The proposed method reduces the time resolution of the system, since it is limited by the camera scanning rate, but improves the received optical signal detection due to the camera’s sensitivity. Furthermore, this scheme can be easily implemented over smartphones using the flash LED (optical emitter), the speaker (sound emitter), and the camera (OCC receiver). The remaining elements are allocated using an external module (optical and acoustic receivers, and optical emitter) unless they can also be integrated into another smartphone: embedded camera as the optical receiver, microphone as the sound receiver, and flash LED as the optical emitter.
The presented work is focused on a new distance estimation technique and describes in depth the proposed distance-measurement scheme. The solutions implemented for adapting the signal transmission and processing, as well as the error performance are also discussed. Several of the presented modules are required for implementing a full positioning system, which are integrated following the general trilateration scheme used by other indoor location alternatives. This work also explores a novel error-mitigation strategy based on the shape of the probability density function associated with the ranging procedure.
This paper is organized as follows. First, a thorough analysis of the current context in VLP is provided in
Section 2. In
Section 3, a description of the proposed method for obtaining the distance is presented.
Section 4 analyzes the proposed method concerning performance.

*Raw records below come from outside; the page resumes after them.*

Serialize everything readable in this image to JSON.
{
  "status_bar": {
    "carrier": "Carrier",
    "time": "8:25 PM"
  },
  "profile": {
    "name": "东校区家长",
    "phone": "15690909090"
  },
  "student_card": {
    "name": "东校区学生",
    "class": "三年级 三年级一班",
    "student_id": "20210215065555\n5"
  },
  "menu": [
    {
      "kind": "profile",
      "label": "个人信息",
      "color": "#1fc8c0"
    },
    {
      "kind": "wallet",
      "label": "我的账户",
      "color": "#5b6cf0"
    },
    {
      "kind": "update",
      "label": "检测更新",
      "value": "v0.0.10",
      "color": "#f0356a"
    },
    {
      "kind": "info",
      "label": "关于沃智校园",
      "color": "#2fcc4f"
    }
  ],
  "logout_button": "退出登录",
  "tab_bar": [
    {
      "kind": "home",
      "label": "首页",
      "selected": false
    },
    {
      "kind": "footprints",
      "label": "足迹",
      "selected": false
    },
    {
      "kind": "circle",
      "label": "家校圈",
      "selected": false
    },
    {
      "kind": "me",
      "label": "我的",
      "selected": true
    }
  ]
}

Section 5 discusses some relevant statistical aspects of the measurement technique. In
Section 6, some relevant results are presented. Finally,
Section 7 provides a thorough discussion of the results and their potential impact on the field.
3. System Description
As mentioned above, the proposed system is a variation of the scheme presented in [
10]. Fundamentally, that system uses an optical signal instead of the RF one included in Cricket devices [
49], and introduces an additional optical receiver and emitter to provide distance-measurement capability on both devices. The measurement procedure is triggered by the Base Station (BS), which sends both optical and ultrasound signals simultaneously. When the Mobile Station (MS) detects those signals, it carries out the distance estimation taking into account the time delay between signals. Besides, at the moment of receiving the ultrasound signal, the MS transmits an optical pulse. It is used as a reference for the distance estimation at the BS side. Distance is then calculated from the time lapse between the BS optical signal emission and the reception of the MS optical signal.
Figure 1 depicts the block diagram of the system.

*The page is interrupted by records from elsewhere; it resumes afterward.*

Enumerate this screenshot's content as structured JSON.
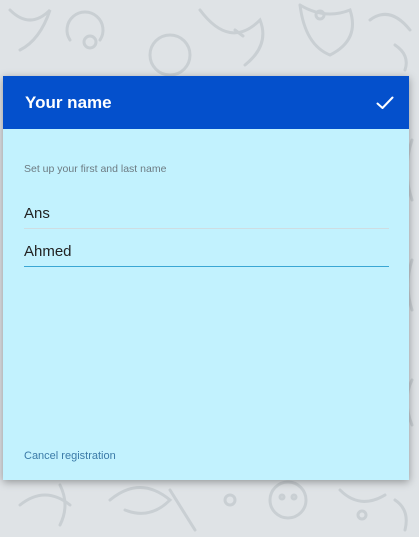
{
  "header": {
    "title": "Your name",
    "confirm_icon": "check-icon"
  },
  "form": {
    "hint": "Set up your first and last name",
    "first_name": "Ans",
    "last_name": "Ahmed"
  },
  "footer": {
    "cancel_label": "Cancel registration"
  },
  "colors": {
    "header": "#0450cc",
    "dialog": "#c2f2fe",
    "accent": "#3aa7d4",
    "link": "#3b7ba8"
  }
}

Modifications proposed in this work mainly consist of substituting the BS optical receiver (photodiode) by a Complementary Metal Oxide Semiconductor (CMOS) camera, which implements a Rolling Shutter (RS) scanning method [
50].
Photodiode-based receivers integrate all the incoming light (restricted by its attached optics FOV), generating an electrical signal that depends on the received power and its responsivity. This signal is typically conditioned using amplifiers and finally is analog-to-digital converted at a given sample rate, producing a continuous data stream. This type of receivers is characterized by its minimum detectable signal or sensitivity, and its bandwidth. When used in ranging applications, these parameters determine the maximum measurable range and the maximum distance resolution. Optical cameras can be considered as photodiode arrays attached to imaging optics and optical filters, in which each row is enabled sequentially. The scanning process limits the maximum received signal frequency and, hence, the maximum achievable time resolution. The maximum measurable range will depend on the minimum allowed image size for the performed ranging method. All these characteristics are studied in depth in the following sections, where
Table 1 shows the maximum range and minimum resolution for different camera types.

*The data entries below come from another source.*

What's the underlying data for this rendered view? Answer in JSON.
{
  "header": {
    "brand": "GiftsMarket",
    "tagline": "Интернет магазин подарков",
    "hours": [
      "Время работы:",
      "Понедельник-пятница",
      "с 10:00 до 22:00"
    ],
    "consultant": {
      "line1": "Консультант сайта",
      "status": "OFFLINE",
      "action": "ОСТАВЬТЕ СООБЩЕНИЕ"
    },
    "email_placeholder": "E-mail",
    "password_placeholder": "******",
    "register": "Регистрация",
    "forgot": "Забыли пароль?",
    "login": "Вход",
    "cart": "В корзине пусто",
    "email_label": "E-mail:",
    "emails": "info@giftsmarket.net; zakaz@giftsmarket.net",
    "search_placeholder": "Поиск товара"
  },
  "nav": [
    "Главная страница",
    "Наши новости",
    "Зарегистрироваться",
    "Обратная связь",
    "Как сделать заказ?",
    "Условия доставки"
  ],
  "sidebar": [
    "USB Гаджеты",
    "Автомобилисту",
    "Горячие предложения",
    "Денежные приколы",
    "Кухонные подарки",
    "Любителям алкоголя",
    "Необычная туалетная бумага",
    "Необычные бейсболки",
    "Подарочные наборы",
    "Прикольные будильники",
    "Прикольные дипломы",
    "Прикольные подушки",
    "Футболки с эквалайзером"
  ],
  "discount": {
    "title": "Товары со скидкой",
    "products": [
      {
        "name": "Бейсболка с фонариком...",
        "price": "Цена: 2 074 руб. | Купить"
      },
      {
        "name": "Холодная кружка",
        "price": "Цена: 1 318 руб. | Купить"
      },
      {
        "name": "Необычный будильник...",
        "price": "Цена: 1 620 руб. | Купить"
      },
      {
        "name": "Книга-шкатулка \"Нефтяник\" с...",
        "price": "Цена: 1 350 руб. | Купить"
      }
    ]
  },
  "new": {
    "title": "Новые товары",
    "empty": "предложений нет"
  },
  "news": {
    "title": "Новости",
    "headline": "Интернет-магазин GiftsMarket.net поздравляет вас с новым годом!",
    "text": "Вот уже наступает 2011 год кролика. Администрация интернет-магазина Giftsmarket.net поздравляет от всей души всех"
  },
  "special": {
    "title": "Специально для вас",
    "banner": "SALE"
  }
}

In this new scheme, the time interval measurement is performed by an image processing algorithm instead of the classical pulse arrival detection used in TDoA systems. Furthermore, if audible elements replaced the ultrasound ones, the system’s BS and MS would be suitable for a COTS devices-based implementation. The location process is thought to be performed, fully or partially, through commercial smartphones or webcams, microphones and speakers. That assumption makes cost implementation similar to a smartphone-based APP. If needed, some specific electronics can also be used in the Mobile Station, but no specific, ad-hoc hardware circuits are needed. Positioning systems require n + 1 reference points on an n-dimensional space (e.g., three points to find position over a surface) to perform the trilateration scheme. In this case, three MS can be used as reference stations, reducing the cost. MS design leads to a very simple and cheap implementation, as only an optical and acoustic receiver, an optical emitter, and some basic control electronics are required, without further computation and communications elements. The new block scheme is shown in
Figure 2.
In addition to the hardware modifications, some changes must be introduced in the signals generated in the measurement process. Chronograms for both systems are represented in
Figure 3.
The ranging procedure attaining the MS-side distance estimation remains unchanged from the one in [
10]. Nevertheless, when the MS receives the optical signal, it starts its optical emission and does not finish until the reception of the ultrasound signal. This is the main difference with the former system, in which the optical signal consists of a short pulse when the sound signal is detected. Therefore, the BS camera gets an optical signal whose duration is equal to the time difference of arrival at the MS.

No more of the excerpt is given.